Il coinvolgimento di Battaglia nell’omicidio Giacona è dovuto alle dichiarazioni del collaboratore di giustizia, Sebastiano Troia (condannato a 14 anni di reclusione con il rito abbreviato), il quale il 10 aprile 2009, dieci giorni dopo il ritrovamento del cadavere della vittima, si presentò ai carabinieri della stazione di Cassibile per autoaccusarsi degli omicidi Giacona e Bologna. In quella circostanza, Troia ha fatto i nomi di Linguanti quale mandante e dell’ex pugile nei panni dell’esecutore materiale del delitto, utilizzando una pistola calibro 7,65 che lo stesso Troia ha fatto trovare agli investigatori, nella zona di fonte Ciane, dentro una fossa, avvolta in una busta di plastica, avvolta in un panno. L’esame del dna, fato eseguire dal pm della Dda, Luigi Lombardo, risultò positivo per Battaglia: sulla busta di plastica furono rilevate le impronte digitali del carrozziere e sul panno tracce di sudore compatibile con il suo dna. In tutte le sedi giudiziarie Battaglia si è protestato innocente, sostenendo di essere rimasto vittima di un raggiro da parte di Troia, che, cliente dell’autocarrozzeria, si sarebbe impossessato del panno e della busta di plastica utilizzate da Battaglia. Peraltro, sul,a pistola ritrovata, non sono state riscontrate tracce.
Il collaboratore di giustizia Troia si è autoaccusato anche dell’omicidio di Salvatore Bologna, chiamando in correità Linguanti sia come mandante sia come esecutore materiale.

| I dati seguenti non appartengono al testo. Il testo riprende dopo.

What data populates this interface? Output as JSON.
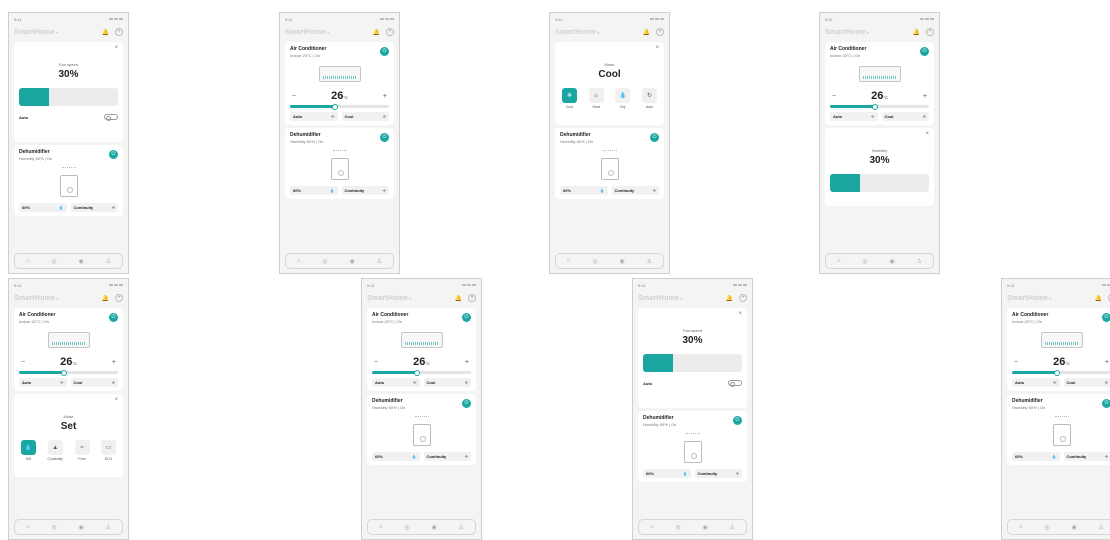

Troia ha raccontato che la vittima, presunto referente del clan Aparo-Trigila-Nardo a Cassibile, è stata attirata in una trappola per essere strangolato da Linguanti con l’uso di un cavo elettrico, strappato a un ventilatore, mentre Troia aveva immobilizzato Bologna. Il cadavere fu poi trasportato e scaraventato in fondo a un cavalcavia nella zona del fiume Manghisi, nel territorio di Noto, non prima di averlo legato mani e pedi e la testa avvolta in una busta di plastica.
Al processo si sono costituiti parte civile i familiari di Salvatore Giacona, con il patrocinio degli avvocati Ezechia Paolo Reale e Alfio Caruso.